Ainsi, dans La Première Pierre, le lecteur apprend que dans la « petite » vie du narrateur, recueillir chez lui un plombier rescapé d’un incendie (qui deviendra son patron) ou capturer un exhibitionniste à la demande de sa sœur et d’autres mères de famille, constituent des actes héroïques. Mais sa vie n’est petite que parce qu’il est faible, incapable de dire non. Il accepte sans aucune révolte mais sans aucune résignation non plus, en les laissant « glisser » : le sadisme de son entraîneur sportif pour qui malgré ses résultats il sera toujours un remplaçant, l’infidélité de sa maîtresse, une femme mariée qui lorsqu’ils font l’amour lui donne le prénom d’un autre de ses amants, les mauvaises plaisanteries de son patron ou encore les interrogatoires de sa sœur. Il n’est pas indifférent mais il est ainsi fait que tout ceci ne l’affecte que superficiellement. Pourtant le monde l’intéresse. Il réfléchit beaucoup. Sur n’importe quoi de préférence. Il peut ainsi s’absorber dans la contemplation de ses pieds en se demandant pourquoi il faut « qu’ils soient si parfaitement symétriques » ou bien décider de mener une enquête autour de lui pour éclaircir des questions fondamentales comme : pourquoi les femmes n’aiment pas le football ? Finalement ce roman, qui à sa manière est un roman de l’absurde, engendre une poésie drôle et légère qui fait de son héros le petit-fils de Plume ou de Monsieur Hulot.
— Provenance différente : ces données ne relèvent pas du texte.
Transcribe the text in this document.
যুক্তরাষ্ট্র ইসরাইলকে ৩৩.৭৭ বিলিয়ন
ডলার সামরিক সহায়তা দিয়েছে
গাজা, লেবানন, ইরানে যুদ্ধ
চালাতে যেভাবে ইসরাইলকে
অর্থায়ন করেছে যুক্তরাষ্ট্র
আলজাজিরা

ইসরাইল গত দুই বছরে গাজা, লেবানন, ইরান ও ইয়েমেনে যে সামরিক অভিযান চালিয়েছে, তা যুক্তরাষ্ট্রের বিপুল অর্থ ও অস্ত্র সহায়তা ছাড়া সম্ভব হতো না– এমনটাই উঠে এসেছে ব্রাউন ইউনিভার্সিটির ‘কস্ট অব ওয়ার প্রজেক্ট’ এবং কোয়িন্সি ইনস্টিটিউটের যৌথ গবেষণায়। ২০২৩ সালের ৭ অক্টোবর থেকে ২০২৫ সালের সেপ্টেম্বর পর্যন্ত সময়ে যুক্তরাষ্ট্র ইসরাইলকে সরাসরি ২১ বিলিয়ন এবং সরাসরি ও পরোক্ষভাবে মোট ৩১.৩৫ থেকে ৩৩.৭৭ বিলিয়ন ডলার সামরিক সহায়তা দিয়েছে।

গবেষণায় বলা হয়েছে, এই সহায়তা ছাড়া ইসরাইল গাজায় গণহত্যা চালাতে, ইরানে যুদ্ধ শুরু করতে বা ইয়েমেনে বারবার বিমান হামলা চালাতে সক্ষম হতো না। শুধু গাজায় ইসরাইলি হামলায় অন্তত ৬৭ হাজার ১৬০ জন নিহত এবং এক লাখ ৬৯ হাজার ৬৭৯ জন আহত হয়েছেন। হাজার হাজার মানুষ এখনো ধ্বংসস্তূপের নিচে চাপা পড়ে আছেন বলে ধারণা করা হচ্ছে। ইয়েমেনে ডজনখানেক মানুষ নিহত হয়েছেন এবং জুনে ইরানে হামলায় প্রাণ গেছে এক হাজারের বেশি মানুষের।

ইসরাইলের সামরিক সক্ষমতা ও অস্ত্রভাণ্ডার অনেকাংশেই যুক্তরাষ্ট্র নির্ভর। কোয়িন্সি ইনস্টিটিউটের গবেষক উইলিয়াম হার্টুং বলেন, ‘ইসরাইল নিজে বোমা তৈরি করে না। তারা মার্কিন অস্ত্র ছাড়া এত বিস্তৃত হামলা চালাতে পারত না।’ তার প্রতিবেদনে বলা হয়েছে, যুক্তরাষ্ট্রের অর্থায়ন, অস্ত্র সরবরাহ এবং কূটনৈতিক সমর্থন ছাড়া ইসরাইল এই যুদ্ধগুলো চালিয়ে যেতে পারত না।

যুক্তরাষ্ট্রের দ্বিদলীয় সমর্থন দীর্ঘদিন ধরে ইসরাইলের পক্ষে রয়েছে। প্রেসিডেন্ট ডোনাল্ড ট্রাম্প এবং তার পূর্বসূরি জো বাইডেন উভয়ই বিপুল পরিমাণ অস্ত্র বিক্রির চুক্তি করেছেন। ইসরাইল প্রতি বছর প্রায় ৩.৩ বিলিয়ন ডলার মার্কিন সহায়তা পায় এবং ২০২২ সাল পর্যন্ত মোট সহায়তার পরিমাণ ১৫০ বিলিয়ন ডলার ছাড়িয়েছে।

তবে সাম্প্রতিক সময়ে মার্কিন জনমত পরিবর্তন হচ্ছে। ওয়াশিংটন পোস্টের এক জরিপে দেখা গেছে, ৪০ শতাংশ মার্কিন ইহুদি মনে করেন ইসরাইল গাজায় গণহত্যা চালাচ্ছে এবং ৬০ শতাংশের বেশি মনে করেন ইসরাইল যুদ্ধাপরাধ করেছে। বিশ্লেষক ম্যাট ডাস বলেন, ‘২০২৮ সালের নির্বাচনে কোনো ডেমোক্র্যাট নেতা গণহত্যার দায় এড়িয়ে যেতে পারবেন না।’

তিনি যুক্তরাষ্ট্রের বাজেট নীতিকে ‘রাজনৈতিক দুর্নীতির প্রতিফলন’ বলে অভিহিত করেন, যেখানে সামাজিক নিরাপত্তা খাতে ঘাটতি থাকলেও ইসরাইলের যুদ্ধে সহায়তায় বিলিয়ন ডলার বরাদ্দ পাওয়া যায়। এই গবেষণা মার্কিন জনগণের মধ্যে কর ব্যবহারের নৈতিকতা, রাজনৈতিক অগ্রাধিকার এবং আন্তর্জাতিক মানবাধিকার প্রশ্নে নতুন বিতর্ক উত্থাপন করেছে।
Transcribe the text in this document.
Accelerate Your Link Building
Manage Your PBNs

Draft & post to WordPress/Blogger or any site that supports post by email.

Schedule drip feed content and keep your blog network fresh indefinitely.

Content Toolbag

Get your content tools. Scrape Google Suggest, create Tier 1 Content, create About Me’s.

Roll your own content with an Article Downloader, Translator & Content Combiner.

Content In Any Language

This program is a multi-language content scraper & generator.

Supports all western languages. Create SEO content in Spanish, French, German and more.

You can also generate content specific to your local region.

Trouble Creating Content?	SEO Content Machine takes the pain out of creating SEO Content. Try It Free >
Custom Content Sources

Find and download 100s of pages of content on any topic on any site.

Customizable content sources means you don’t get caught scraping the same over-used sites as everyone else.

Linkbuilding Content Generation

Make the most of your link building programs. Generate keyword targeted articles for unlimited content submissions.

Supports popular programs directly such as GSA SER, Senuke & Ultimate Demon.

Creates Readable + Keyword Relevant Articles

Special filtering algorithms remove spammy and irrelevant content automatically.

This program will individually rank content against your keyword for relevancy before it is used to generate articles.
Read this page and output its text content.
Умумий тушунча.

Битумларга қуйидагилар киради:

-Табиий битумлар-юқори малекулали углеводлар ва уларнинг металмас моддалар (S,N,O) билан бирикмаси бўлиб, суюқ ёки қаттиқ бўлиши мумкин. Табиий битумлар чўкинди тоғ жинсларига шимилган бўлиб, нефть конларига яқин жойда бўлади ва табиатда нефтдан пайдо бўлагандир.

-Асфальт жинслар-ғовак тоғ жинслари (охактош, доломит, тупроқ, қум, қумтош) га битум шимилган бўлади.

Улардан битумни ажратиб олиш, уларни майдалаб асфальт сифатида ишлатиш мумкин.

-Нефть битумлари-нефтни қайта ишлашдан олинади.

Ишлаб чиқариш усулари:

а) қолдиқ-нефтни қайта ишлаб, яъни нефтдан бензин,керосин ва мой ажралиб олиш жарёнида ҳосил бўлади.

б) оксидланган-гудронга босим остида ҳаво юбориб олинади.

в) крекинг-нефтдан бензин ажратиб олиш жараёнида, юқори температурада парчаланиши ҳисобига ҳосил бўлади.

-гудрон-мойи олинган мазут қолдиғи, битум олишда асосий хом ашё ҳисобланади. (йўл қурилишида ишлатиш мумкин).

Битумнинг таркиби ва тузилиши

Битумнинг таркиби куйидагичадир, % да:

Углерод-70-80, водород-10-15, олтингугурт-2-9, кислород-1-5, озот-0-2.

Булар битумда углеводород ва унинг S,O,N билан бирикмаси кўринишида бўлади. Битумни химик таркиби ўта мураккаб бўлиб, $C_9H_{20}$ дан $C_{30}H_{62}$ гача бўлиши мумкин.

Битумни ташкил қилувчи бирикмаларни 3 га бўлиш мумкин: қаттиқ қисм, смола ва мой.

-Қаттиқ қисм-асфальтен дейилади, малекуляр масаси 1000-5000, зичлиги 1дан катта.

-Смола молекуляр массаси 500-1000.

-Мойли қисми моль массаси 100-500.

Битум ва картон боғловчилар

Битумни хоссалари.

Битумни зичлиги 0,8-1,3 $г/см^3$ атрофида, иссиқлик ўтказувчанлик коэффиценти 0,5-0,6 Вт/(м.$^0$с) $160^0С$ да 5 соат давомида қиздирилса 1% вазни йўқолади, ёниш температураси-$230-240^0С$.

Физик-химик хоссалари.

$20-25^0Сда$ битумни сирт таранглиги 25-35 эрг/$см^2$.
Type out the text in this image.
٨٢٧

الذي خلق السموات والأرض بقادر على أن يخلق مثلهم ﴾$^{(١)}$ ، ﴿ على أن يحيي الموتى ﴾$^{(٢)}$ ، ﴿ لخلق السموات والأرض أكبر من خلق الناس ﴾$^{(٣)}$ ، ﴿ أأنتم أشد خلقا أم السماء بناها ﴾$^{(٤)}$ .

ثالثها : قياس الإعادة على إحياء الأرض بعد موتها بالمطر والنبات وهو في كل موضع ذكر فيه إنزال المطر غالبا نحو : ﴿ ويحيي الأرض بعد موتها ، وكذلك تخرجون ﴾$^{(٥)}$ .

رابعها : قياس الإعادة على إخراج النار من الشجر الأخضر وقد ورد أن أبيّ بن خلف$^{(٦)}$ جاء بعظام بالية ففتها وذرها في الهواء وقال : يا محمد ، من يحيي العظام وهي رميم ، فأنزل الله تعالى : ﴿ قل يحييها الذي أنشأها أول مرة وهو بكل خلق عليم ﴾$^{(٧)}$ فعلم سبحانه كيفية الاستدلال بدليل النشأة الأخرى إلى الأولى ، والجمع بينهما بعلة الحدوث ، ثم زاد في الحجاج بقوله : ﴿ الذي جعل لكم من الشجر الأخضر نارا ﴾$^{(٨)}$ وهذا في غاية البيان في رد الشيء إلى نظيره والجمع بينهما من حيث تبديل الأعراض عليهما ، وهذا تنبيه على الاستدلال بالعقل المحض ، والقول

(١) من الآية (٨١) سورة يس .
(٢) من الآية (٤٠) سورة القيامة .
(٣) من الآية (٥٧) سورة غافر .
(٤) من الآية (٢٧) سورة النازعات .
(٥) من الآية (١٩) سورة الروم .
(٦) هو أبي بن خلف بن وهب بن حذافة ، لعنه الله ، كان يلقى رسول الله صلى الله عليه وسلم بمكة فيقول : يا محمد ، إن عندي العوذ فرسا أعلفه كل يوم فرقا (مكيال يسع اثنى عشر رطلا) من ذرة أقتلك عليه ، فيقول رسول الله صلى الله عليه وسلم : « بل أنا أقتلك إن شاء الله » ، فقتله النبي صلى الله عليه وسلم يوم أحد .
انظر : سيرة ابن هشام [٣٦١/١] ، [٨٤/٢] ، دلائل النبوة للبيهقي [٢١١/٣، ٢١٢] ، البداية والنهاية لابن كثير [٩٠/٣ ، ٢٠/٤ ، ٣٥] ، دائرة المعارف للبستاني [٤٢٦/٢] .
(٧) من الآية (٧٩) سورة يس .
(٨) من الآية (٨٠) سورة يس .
(1) Les nouvelles et romans de Sergi Pàmies sont tous publiés chez Jacqueline Chambon et traduits par Edmond Raillard. Aux Confins du Fricandeau est disponible dans la collection « Motifs » du Serpent à plumes
(2) Auteur du somptueux Olivetti, Moulinex, Chaffoteaux et Maury, Le Serpent à plumes, 1994.

La Première Pierre
Sergi Pàmies

traduit du catalan
par Edmond Raillard
Jacqueline Chambon
186 pages, 98 FF

Un homme sans qualités Par Christophe David
Le Matricule des Anges n°13 , septembre 1995.